Анна Мироновна вспыхнула (правда уколола ее), вскочила, хотела упасть в обморок, но ограничилась тем что вскрикнула:
-- И это дочь! Дочь! Дочь!
И опять упала на стул:
-- Домаша! Бери кулич... Бери бабу... Бери пасху... Набери яиц... вези Вере... скажи... что я дарю, что я прошу... что я молю ее приехать... Скажи, что я... что я погорячилась... что я прошу у Семена Семеныча... прощенья... Скажи, что... что я не перенесу, если они не пойдут со мной к заутрене... Бери извозчика... скорее...

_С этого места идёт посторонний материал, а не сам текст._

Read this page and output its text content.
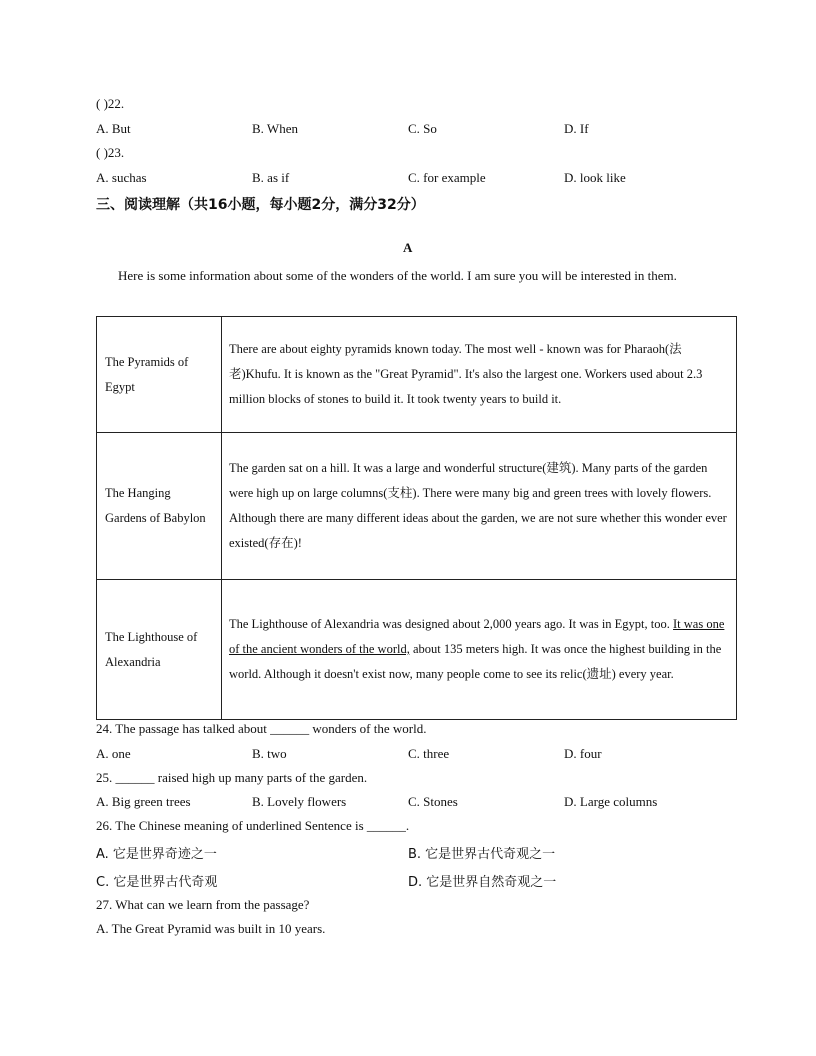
( )22.
A. But	B. When	C. So	D. If
( )23.
A. suchas	B. as if	C. for example	D. look like
三、阅读理解（共16小题，每小题2分，满分32分）
A
Here is some information about some of the wonders of the world. I am sure you will be interested in them.
The Pyramids of Egypt	There are about eighty pyramids known today. The most well - known was for Pharaoh(法老)Khufu. It is known as the "Great Pyramid". It's also the largest one. Workers used about 2.3 million blocks of stones to build it. It took twenty years to build it.
The Hanging Gardens of Babylon	The garden sat on a hill. It was a large and wonderful structure(建筑). Many parts of the garden were high up on large columns(支柱). There were many big and green trees with lovely flowers. Although there are many different ideas about the garden, we are not sure whether this wonder ever existed(存在)!
The Lighthouse of Alexandria	The Lighthouse of Alexandria was designed about 2,000 years ago. It was in Egypt, too. It was one of the ancient wonders of the world, about 135 meters high. It was once the highest building in the world. Although it doesn't exist now, many people come to see its relic(遗址) every year.
24. The passage has talked about ______ wonders of the world.
A. one	B. two	C. three	D. four
25. ______ raised high up many parts of the garden.
A. Big green trees	B. Lovely flowers	C. Stones	D. Large columns
26. The Chinese meaning of underlined Sentence is ______.
A. 它是世界奇迹之一	B. 它是世界古代奇观之一
C. 它是世界古代奇观	D. 它是世界自然奇观之一
27. What can we learn from the passage?
A. The Great Pyramid was built in 10 years.
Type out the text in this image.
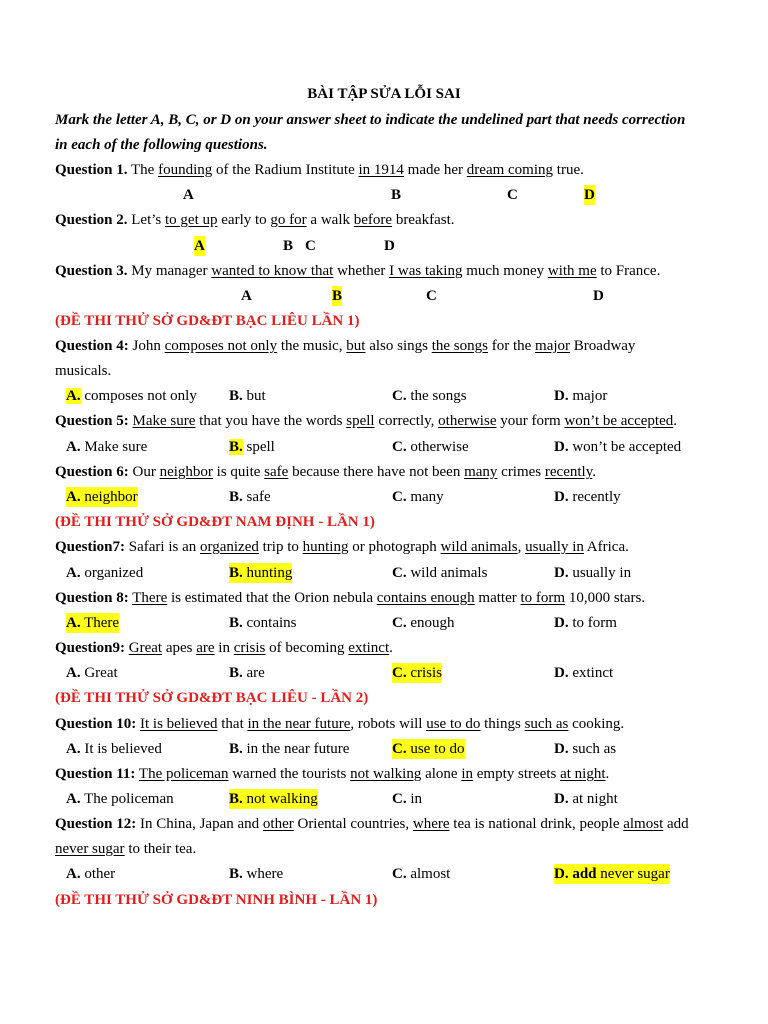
BÀI TẬP SỬA LỖI SAI
Mark the letter A, B, C, or D on your answer sheet to indicate the undelined part that needs correction
in each of the following questions.
Question 1. The founding of the Radium Institute in 1914 made her dream coming true.
A	B	C	D
Question 2. Let’s to get up early to go for a walk before breakfast.
A	B C	D
Question 3. My manager wanted to know that whether I was taking much money with me to France.
A	B	C	D
(ĐỀ THI THỬ SỞ GD&ĐT BẠC LIÊU LẦN 1)
Question 4: John composes not only the music, but also sings the songs for the major Broadway
musicals.
A. composes not only B. but	C. the songs	D. major
Question 5: Make sure that you have the words spell correctly, otherwise your form won’t be accepted.
A. Make sure	B. spell	C. otherwise	D. won’t be accepted
Question 6: Our neighbor is quite safe because there have not been many crimes recently.
A. neighbor	B. safe	C. many	D. recently
(ĐỀ THI THỬ SỞ GD&ĐT NAM ĐỊNH - LẦN 1)
Question7: Safari is an organized trip to hunting or photograph wild animals, usually in Africa.
A. organized	B. hunting	C. wild animals	D. usually in
Question 8: There is estimated that the Orion nebula contains enough matter to form 10,000 stars.
A. There	B. contains	C. enough	D. to form
Question9: Great apes are in crisis of becoming extinct.
A. Great	B. are	C. crisis	D. extinct
(ĐỀ THI THỬ SỞ GD&ĐT BẠC LIÊU - LẦN 2)
Question 10: It is believed that in the near future, robots will use to do things such as cooking.
A. It is believed	B. in the near future	C. use to do	D. such as
Question 11: The policeman warned the tourists not walking alone in empty streets at night.
A. The policeman	B. not walking	C. in	D. at night
Question 12: In China, Japan and other Oriental countries, where tea is national drink, people almost add
never sugar to their tea.
A. other	B. where	C. almost	D. add never sugar
(ĐỀ THI THỬ SỞ GD&ĐT NINH BÌNH - LẦN 1)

Анна Мироновна снова одна.
Придут или нет... Ведь, они упрямы оба, -- и Вера и Семен... Из упрямства, а не из самолюбия могут не прийти...
-- Что тогда?..
Как она будет молиться?..
Как она встретит Пасху?..
Одна, одна... с немым письмом в руках.
Что в этой бездонной немоте? Быть может, -- радость, быть может, -- горе Николая... горя у него было много, горя... И сколько горя причинила ему она, любящая безумно его мать... Как она выгнала на мороз Галю, когда узнала, что сын не просто живет с ней, а хочет жениться... на горничной... на дочери няньки...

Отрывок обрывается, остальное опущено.